Professeur Zonon : Eh oui, je suis tout à fait d'acord avec vous ! Cette affaire est un test de la volonté du Président Yayi Boni de lutter contre la corruption sans exclusive. Sa décision en la matière fera jurisprudence, éthique et politique. La lutte contre la corruption ne doit pas faire du deux poids deux mesures ; elle ne doit pas faire la part des intouchables, et ne s'exciter que sur les menus fretins ou les voleurs de poules...

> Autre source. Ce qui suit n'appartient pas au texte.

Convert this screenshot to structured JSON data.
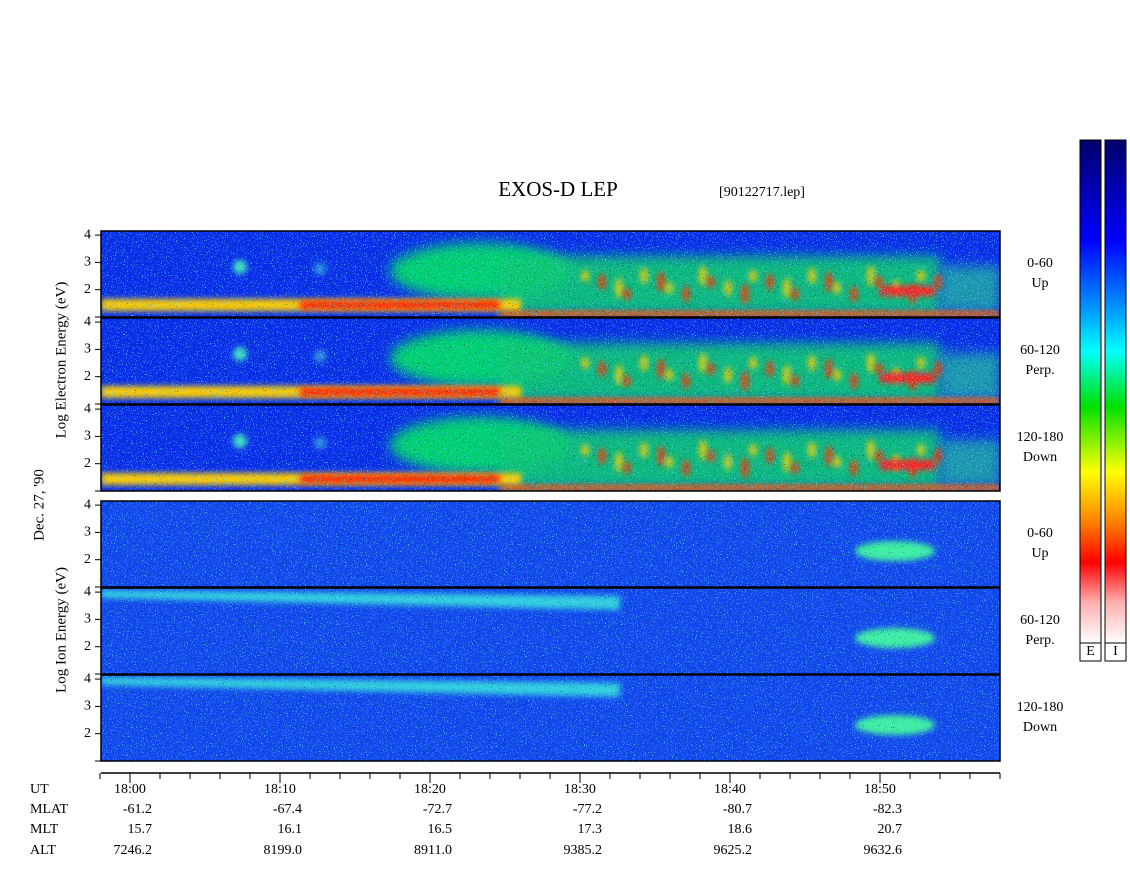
{
  "title": "EXOS-D LEP",
  "file": "[90122717.lep]",
  "date": "Dec. 27, '90",
  "electron_axis_label": "Log Electron Energy (eV)",
  "ion_axis_label": "Log Ion Energy (eV)",
  "energy_ylim": [
    1,
    4.15
  ],
  "energy_yticks": [
    2,
    3,
    4
  ],
  "panels": [
    {
      "species": "electron",
      "angle": "0-60",
      "direction": "Up"
    },
    {
      "species": "electron",
      "angle": "60-120",
      "direction": "Perp."
    },
    {
      "species": "electron",
      "angle": "120-180",
      "direction": "Down"
    },
    {
      "species": "ion",
      "angle": "0-60",
      "direction": "Up"
    },
    {
      "species": "ion",
      "angle": "60-120",
      "direction": "Perp."
    },
    {
      "species": "ion",
      "angle": "120-180",
      "direction": "Down"
    }
  ],
  "ephemeris": [
    {
      "label": "UT",
      "values": [
        "18:00",
        "18:10",
        "18:20",
        "18:30",
        "18:40",
        "18:50"
      ]
    },
    {
      "label": "MLAT",
      "values": [
        "-61.2",
        "-67.4",
        "-72.7",
        "-77.2",
        "-80.7",
        "-82.3"
      ]
    },
    {
      "label": "MLT",
      "values": [
        "15.7",
        "16.1",
        "16.5",
        "17.3",
        "18.6",
        "20.7"
      ]
    },
    {
      "label": "ALT",
      "values": [
        "7246.2",
        "8199.0",
        "8911.0",
        "9385.2",
        "9625.2",
        "9632.6"
      ]
    }
  ],
  "colorbars": [
    "E",
    "I"
  ]
}
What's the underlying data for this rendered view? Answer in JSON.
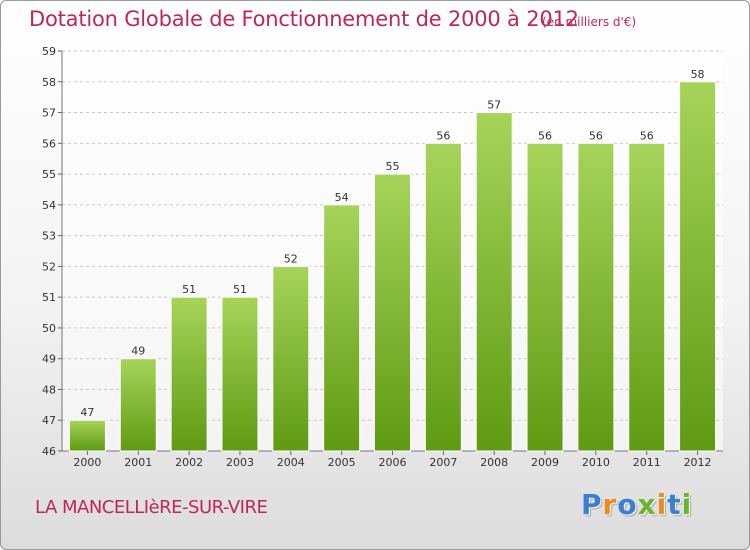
{
  "header": {
    "title": "Dotation Globale de Fonctionnement de 2000 à 2012",
    "subtitle": "(en milliers d'€)"
  },
  "footer": {
    "commune": "LA MANCELLIèRE-SUR-VIRE",
    "logo_text": "Proxiti",
    "logo_letters": [
      {
        "char": "P",
        "color": "#3a7fd0"
      },
      {
        "char": "r",
        "color": "#f08a1c"
      },
      {
        "char": "o",
        "color": "#3a7fd0"
      },
      {
        "char": "x",
        "color": "#6ab42e"
      },
      {
        "char": "i",
        "color": "#f08a1c"
      },
      {
        "char": "t",
        "color": "#3a7fd0"
      },
      {
        "char": "i",
        "color": "#6ab42e"
      }
    ]
  },
  "colors": {
    "title": "#c0265a",
    "bar_top": "#a6d45a",
    "bar_bottom": "#5f9a12",
    "grid": "#c8c8c8",
    "axis_text": "#333333"
  },
  "chart_data": {
    "type": "bar",
    "categories": [
      "2000",
      "2001",
      "2002",
      "2003",
      "2004",
      "2005",
      "2006",
      "2007",
      "2008",
      "2009",
      "2010",
      "2011",
      "2012"
    ],
    "values": [
      47,
      49,
      51,
      51,
      52,
      54,
      55,
      56,
      57,
      56,
      56,
      56,
      58
    ],
    "ylim": [
      46,
      59
    ],
    "yticks": [
      46,
      47,
      48,
      49,
      50,
      51,
      52,
      53,
      54,
      55,
      56,
      57,
      58,
      59
    ],
    "grid": true,
    "data_labels": true
  }
}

Dr H2O : Vous avez raison, Professeur ! Ce genre de chose ne doit pas continuer sous le Changement… voilà au moins une grande différence avec l’Affaire Dreyfus !
Professeur Zonon : Oui, bien qu’inspirée par le racisme, l’Affaire Dreyfus a pris la forme de l’erreur judiciaire, ce n’était pas un mépris ouvert de la constitution…
Dr H2O : Vous voyez, votre comparaison a ses limites !
Professeur Zonon : Oui, je le reconnais volontiers… mais pour moi, et j’allais y venir, la grande différence n’est pas là…
Dr H2O : Où est-elle donc ?
Professeur Zonon : Eh bien, voyez-vous Docteur, c’est que l’Affaire Dreyfus avait son Zola et son J’Accuse. Or ici, pas de Zola, pas de J’accuse ; l'Affaire BAGNA ne passionne pas nos écrivains, vous comprenez…
Dr H2O : Que font-ils donc !
Professeur Zonon : Peut-être de la dentelle…
Dr H2O : Pour qui ?
Professeur Zonon : Pour qui voulez-vous que ce fût ? Pour les gens d’en haut pardi, pas pour un gendarme d’en bas !
Dr H2O : Vous croyez ?
Professeur Zonon : Force est de le croire… Le Béninois ne fait jamais rien pour rien... Ces Messieurs considérables sont pris par ce qui en vaut la peine : ils n’ont pas le temps de J’accuser…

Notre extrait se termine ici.